Department of Internal Medicine and Department of Neuroscience, Ophthalmology, Genetics and Maternal Science - University of Genova, Italy
Human RPE (ARPE-19) and endothelial (HECV) cells were co-cultured in DMEM low glucose and 10% FBS. Cells were treated with clinical doses of either RBZ (0.125 mg/ml) or AF (0.5 mg/ml) for 24 (T1) and 72 (T2) hours. At every experimental timepoint we evaluated: cell viability (via fluorimetric assay); mRNA expression and protein secretion of VEGF-A and PlGF (via RealTime-PCR and ELISA).
Cell viability was not affected by exposure to RBZ or AFL. Treatment with RBZ maintained mRNA levels of VEGF-A and PlGF comparable to those observed in control cells. As expected, treatments with RBZ prevented detection of VEGF-A in surpernatants of cells at every time points. Although culture with RBZ did not affect secretion of PlGF at T1, RBZ significantly decreased it at T2. Treatment with AFL strongly increased VEGF-A gene expression at T1 in both cell lines, and at T2 only in HECV. Moreover culture with AFL enhanced mRNA levels of PlGF in ARPE-19 cells at T1. As expected, treatments with AFL prevented detection of VEGF-A and PlGF in surpernatants of cells at both time points.
The main interesting finding of this study is that prolonged exposure to RBZ decreases the release of PlGF in comparison to control, suggesting that blockage of VEGF-A may contribute to reduce PlGF amount.
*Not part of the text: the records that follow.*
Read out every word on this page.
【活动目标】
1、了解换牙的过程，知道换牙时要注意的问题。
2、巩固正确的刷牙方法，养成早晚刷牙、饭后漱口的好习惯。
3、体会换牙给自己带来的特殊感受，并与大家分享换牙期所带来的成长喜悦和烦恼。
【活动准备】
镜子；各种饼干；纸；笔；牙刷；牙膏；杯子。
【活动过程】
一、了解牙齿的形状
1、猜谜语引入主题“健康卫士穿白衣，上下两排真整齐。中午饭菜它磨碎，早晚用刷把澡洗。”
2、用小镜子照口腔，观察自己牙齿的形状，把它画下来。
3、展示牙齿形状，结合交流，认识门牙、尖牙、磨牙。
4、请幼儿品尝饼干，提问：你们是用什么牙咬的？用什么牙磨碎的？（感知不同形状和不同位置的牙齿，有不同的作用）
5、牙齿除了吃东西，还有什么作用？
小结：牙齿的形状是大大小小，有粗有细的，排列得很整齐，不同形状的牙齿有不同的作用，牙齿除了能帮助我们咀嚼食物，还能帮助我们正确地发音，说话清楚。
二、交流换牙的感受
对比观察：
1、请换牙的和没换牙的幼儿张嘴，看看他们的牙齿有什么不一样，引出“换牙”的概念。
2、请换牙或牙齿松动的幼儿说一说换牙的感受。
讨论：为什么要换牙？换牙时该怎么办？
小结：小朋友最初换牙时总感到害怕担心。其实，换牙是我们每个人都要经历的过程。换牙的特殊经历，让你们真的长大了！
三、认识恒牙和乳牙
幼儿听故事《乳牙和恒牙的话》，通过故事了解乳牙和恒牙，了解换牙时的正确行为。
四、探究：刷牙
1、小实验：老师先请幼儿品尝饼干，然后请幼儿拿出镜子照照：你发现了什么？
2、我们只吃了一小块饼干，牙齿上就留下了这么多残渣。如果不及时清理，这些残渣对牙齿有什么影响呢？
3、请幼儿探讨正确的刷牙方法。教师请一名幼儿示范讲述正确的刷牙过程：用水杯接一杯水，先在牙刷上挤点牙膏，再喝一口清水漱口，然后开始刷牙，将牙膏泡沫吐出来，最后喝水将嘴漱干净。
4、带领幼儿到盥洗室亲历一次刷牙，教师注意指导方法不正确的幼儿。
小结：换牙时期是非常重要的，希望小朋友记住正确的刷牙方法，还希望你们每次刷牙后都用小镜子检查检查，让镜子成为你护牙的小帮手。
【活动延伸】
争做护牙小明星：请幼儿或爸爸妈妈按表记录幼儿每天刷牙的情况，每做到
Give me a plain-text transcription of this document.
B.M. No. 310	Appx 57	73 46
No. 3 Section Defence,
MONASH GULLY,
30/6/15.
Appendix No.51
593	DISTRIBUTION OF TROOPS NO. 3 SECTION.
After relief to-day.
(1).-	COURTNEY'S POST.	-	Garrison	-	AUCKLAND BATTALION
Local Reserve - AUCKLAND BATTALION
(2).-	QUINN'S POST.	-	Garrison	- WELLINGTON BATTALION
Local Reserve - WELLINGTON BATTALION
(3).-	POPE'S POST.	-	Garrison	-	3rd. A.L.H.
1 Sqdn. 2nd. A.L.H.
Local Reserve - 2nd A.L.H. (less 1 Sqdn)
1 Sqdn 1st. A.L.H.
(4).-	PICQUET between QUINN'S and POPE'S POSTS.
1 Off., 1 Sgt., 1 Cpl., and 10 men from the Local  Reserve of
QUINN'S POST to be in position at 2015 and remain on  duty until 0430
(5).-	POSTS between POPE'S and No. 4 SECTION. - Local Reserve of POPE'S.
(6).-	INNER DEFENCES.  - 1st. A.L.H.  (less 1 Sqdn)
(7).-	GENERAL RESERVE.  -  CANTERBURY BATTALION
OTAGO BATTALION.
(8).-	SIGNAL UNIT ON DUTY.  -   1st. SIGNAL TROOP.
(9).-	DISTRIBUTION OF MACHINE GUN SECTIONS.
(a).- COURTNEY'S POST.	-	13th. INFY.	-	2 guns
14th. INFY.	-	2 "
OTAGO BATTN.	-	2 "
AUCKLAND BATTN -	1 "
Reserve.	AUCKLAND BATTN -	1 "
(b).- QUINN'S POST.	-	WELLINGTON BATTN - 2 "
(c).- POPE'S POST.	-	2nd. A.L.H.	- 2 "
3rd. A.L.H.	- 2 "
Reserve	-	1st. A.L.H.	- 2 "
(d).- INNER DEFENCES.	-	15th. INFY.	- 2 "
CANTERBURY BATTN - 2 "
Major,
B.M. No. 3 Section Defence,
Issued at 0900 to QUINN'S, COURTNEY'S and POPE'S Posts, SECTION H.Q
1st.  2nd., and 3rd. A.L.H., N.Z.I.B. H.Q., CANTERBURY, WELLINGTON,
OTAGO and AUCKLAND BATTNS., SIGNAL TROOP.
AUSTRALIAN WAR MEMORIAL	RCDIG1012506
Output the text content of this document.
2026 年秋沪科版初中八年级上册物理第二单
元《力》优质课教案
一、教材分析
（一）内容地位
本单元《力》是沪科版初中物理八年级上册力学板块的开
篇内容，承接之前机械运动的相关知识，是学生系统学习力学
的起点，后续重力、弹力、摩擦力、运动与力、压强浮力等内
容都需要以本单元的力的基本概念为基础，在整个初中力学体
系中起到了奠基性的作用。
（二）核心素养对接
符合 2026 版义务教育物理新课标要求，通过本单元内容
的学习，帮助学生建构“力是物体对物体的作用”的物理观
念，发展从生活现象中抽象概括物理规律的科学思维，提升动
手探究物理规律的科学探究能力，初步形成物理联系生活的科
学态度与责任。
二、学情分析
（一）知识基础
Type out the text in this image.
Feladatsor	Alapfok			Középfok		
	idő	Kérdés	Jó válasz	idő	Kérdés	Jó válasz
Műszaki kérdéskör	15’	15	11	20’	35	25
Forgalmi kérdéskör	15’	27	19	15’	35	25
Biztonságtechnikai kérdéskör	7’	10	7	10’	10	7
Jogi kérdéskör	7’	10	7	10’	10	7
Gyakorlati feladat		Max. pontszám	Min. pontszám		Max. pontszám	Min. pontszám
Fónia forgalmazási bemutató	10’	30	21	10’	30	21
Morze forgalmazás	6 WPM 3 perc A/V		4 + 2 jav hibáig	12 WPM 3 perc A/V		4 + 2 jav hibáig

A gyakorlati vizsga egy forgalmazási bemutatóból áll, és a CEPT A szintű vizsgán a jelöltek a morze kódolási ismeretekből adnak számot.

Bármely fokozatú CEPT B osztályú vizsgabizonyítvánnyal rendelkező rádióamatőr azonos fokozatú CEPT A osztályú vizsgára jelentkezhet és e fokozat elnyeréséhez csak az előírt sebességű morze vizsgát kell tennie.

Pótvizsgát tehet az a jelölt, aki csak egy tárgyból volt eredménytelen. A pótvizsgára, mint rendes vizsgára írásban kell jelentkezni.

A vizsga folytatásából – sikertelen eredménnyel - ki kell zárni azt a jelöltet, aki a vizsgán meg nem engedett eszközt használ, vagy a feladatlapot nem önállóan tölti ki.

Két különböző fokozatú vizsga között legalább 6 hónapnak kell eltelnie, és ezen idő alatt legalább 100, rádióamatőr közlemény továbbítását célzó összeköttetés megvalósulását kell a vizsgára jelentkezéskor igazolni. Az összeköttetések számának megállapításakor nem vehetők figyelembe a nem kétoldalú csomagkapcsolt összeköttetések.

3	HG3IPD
The decreased amount of PlGF from cells treated for 72h with RBZ is not related to lowered mRNA levels, suggesting that other mechanisms are involved in this process. Furthermore these results suggest that mRNA expression of VEGFs was differently regulated by clinical dose of RBZ or AFL, as revealed by RT-PCR: while the blockage of VEGF-A did not induce a compensatory response in these cells, the concomitant blockage of PlGF caused by AFL up-regulated mRNA levels of VEGF-A in both cell types. Since it has been proposed that PlGF contributes to stimulate angiogenesis by displacing VEGF-A from the binding to VEGFR-1, thereby increasing the fraction of VEGF-A available to activate VEGFR-2, our findings related to AFL may be due to the loss of this “braking signal”. In conclusion these results highlight that blockage of VEGF-A due to the chronic exposure to RBZ leads to progressive reduction of PlGF, on the contrary, drastic depletion of PlGF caused by AFL may lead to sustained activation of endothelial cells.